Widely scattered to scattered showers and thunderstorms are ongoing
across portions of northwest Texas, northward and northeastward over
parts of OK, in a zone of large-scale ascent (warm advection and
DCVA preceding the leading mid/upper perturbation. This activity
should remain largely nonsevere as it shifts eastward through the
remainder of the morning, though an isolated, marginally severe
instance of hail cannot be ruled out.
Convective and severe potential should ramp up this afternoon as the
boundary layer diurnally/diabatically destabilizes south of the
morning clouds/convection (across parts of southern OK and north
TX), southwest of it atop a strongly heated/mixed boundary layer
near the dryline, and perhaps behind it over western/central OK late
this afternoon.

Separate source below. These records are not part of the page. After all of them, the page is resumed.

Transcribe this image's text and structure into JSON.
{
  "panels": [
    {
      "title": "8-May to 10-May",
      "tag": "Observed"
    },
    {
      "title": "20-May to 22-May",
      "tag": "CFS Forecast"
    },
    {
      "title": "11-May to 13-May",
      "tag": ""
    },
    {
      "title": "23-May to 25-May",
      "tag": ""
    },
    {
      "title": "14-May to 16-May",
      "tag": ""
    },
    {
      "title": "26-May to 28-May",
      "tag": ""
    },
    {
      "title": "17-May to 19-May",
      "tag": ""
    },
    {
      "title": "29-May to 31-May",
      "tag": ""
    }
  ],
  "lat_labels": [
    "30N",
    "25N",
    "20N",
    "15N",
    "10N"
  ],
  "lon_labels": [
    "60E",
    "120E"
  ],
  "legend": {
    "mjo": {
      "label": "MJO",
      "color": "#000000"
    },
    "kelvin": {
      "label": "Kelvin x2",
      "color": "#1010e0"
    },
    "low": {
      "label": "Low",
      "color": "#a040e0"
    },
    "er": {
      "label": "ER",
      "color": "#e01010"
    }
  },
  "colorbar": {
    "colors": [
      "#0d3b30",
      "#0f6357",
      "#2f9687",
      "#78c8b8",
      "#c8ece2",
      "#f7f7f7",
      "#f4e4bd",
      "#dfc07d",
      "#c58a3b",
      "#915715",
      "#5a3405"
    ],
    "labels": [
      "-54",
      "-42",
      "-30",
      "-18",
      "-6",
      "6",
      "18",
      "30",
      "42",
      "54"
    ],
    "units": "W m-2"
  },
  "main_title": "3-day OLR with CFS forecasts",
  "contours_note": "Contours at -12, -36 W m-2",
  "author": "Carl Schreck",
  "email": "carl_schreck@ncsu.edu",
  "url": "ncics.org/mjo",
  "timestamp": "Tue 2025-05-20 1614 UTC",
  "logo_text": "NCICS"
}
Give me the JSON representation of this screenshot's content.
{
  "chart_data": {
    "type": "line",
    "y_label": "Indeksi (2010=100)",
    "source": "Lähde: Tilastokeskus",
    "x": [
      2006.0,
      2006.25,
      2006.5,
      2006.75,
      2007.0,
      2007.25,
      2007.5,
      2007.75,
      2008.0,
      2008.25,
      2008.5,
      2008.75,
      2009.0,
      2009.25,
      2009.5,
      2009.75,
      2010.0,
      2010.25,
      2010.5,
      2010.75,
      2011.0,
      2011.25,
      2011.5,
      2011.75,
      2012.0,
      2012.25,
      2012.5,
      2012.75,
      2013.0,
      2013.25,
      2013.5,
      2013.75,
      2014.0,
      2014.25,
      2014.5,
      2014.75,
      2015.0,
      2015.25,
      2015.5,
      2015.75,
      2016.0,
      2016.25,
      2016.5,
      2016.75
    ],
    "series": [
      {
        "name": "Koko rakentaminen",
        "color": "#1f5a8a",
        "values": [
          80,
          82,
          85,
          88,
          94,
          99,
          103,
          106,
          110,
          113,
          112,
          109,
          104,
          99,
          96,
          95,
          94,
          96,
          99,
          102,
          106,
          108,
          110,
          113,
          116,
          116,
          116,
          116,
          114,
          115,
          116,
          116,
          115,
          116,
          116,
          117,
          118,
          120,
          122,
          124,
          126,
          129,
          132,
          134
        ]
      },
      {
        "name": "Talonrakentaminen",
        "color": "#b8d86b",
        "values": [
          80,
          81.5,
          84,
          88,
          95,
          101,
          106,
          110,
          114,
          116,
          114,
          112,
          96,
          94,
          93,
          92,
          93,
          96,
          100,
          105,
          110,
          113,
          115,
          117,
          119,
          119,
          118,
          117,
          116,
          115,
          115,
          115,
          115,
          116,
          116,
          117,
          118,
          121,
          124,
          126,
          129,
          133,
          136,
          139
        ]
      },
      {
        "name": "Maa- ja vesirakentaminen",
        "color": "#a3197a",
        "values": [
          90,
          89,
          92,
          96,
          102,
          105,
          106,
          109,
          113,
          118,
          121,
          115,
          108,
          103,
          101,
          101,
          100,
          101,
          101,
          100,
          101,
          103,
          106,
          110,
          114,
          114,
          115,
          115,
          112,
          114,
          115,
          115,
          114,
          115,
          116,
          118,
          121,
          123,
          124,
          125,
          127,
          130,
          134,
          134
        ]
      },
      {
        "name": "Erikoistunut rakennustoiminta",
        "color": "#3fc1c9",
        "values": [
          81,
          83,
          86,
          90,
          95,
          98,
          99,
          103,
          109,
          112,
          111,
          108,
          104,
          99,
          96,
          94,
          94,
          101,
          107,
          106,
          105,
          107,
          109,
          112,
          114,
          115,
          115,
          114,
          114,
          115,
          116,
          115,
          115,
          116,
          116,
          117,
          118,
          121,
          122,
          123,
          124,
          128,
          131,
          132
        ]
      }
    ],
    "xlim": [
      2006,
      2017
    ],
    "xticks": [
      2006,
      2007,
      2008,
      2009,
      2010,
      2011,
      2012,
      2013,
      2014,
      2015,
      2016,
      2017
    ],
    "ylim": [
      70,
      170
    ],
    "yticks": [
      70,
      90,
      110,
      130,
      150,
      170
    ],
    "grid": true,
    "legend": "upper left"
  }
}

The latter potential is more uncertain and
conditional, given time needed for both direct heating/
destabilization and warm advection in the recovering low-level air
mass immediately preceding the second mid/upper-level perturbation.
Where convection can develop over northwest TX and OK, especially
near any dryline/outflow intersection, supercells are possible amid
strong veering of winds with height in low/middle levels, yielding
well-curved and favorably enlarged hodographs. Development appears
best focused near the dryline over the southwestern OK/northwest TX
area, with sustained heating and MLCINH erosion likely, but less
low-level shear. Conversely, coverage is more uncertain in and
north of the backed-flow regime, though hodographs will be more
favorable. As such, too much mesoscale uncertainty lingers to
assign a more-specific, focused area of higher unconditional
probabilities at this time.
Forecast soundings near the trailing dryline depict small 0-1-km SRH
and shear due to uniformity of winds in that layer, however, 200-400
J/kg effective SRH and 40-45-kt effective-shear magnitudes should be
common (with larger values northward). A corridor of mid 50s to
lower 60s F surface dewpoints -- even after diurnal mixing -- should
combine with steep low/middle-level lapse rates to yield 1500-2500
J/kg MLCAPE, in a northward-narrowing moist-sector corridor. In
addition to severe downdrafts encouraged by the deep mixed layer,
isolated significant (2+ inch) hail appears possible given the
supercell-favoring shear, the shape/depth of the buoyant profile,
sounding analogs, and peak size given by 2D hail models applied to
progged soundings. Some evening/nocturnal clustering of convection
also is possible, locally boosting wind potential for a couple
hours. However, given aforementioned mesoscale uncertainties, great
spread understandably appears among convection-allowing guidance on
where and how intensely any such wind threat will organize.